UNHCR spokesperson Andrej Mahecic told reporters in Geneva that the recent surge in numbers of refugees and others displaced by the fighting is putting additional pressure on humanitarian agencies, which are critically short of funds.

“Given the increasingly protracted nature of the unrest in Libya, unless funding is provided urgently, a number of protection and assistance programmes will have to be scaled back along the border areas and inside Libya,” he warned.

A ship chartered by the UN Children’s Fund (UNICEF) carrying supplies for 15,000 to 25,000 people is expected to dock in the city of Misrata tomorrow. The supplies include first aid kits, drinking water, water purification tablets, hygiene material and recreational material for children.

Marixie Mercado, the agency’s spokesperson in Geneva, told reporters that a clearer picture of the toll of the fighting on children is emerging. “It is far worse than UNICEF had feared and certain to get worse unless there was a ceasefire,” she said.

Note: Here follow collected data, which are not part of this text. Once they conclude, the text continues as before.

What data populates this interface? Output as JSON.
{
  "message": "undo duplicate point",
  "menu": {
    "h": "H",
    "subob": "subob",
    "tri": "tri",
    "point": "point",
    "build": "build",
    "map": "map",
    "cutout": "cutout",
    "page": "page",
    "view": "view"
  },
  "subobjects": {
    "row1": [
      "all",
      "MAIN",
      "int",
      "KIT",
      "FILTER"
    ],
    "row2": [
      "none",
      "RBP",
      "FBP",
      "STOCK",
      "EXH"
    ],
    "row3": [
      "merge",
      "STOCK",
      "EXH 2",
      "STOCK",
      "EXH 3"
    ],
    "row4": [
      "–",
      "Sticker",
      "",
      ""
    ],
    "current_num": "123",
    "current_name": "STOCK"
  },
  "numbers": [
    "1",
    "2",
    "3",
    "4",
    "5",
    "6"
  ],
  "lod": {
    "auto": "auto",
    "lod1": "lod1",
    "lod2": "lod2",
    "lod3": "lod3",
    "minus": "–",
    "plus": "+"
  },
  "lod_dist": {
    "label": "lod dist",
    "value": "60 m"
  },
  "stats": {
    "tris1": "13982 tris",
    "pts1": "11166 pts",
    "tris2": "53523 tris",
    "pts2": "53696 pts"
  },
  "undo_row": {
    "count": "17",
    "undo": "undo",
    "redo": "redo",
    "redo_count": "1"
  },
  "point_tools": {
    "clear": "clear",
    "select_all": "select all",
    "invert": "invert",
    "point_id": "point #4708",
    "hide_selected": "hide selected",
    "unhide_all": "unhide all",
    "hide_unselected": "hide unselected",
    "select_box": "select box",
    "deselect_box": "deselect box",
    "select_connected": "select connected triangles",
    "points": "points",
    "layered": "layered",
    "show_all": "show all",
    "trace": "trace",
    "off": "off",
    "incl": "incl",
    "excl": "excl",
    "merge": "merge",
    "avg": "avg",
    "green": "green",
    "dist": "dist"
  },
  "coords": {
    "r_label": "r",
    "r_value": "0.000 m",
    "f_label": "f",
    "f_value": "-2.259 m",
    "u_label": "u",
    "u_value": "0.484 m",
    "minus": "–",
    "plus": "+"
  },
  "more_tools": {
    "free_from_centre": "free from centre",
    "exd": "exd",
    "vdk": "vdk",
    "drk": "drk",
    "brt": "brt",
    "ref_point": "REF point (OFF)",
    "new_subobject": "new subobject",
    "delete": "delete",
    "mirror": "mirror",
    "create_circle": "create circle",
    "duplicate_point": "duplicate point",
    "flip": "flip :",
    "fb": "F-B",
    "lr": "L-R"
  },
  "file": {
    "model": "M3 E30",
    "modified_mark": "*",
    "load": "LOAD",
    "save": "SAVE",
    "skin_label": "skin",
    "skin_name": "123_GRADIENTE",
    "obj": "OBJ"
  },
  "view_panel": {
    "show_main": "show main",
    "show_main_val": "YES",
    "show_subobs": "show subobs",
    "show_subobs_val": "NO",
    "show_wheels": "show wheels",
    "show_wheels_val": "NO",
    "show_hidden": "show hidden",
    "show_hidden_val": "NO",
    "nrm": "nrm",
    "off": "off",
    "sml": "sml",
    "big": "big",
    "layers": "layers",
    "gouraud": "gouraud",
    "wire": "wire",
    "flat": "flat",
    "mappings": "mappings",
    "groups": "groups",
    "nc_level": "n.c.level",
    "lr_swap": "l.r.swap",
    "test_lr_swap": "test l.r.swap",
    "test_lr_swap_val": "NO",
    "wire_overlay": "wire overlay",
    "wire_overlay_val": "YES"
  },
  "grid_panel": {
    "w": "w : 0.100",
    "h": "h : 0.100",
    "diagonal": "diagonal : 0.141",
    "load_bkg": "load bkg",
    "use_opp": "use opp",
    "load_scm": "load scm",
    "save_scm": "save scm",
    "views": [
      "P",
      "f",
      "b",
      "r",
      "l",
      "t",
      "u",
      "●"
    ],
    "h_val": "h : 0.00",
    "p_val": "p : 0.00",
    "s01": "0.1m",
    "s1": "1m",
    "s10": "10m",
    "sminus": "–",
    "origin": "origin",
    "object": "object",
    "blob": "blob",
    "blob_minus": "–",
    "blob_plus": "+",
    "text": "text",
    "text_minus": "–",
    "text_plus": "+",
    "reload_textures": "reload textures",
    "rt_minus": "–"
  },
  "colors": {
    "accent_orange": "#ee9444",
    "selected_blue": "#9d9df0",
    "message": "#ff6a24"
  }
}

Radhika Coomaraswamy, the Secretary-General’s Special Representative on Children and Armed Conflict, said today that the situation of girls and boys in Misrata is of particular concern, at a time when heavy shelling, bombardment, and land mines claim children as victims.

“Despite [the] outcry from the international community, children continue to be the victims of the conflict in Libya,” she said in a statement in which she urged all sides to immediately stop using children as combatants and to put an end to the killing and maiming of girls and boys.

According to the World Health Organization (WHO), the Misrata hospital is overwhelmed and faces difficulties in conducting surgeries, as its capacities are overstretched and 120 patients needed evacuation.

The priorities continued to be access for medical evacuation and ensuring the availability of medicines for non-communicable diseases, given the urgent need for medical supplies to treat vascular diseases, diabetes, hypertension and cancer, said WHO spokesperson Tarik Jasarevic.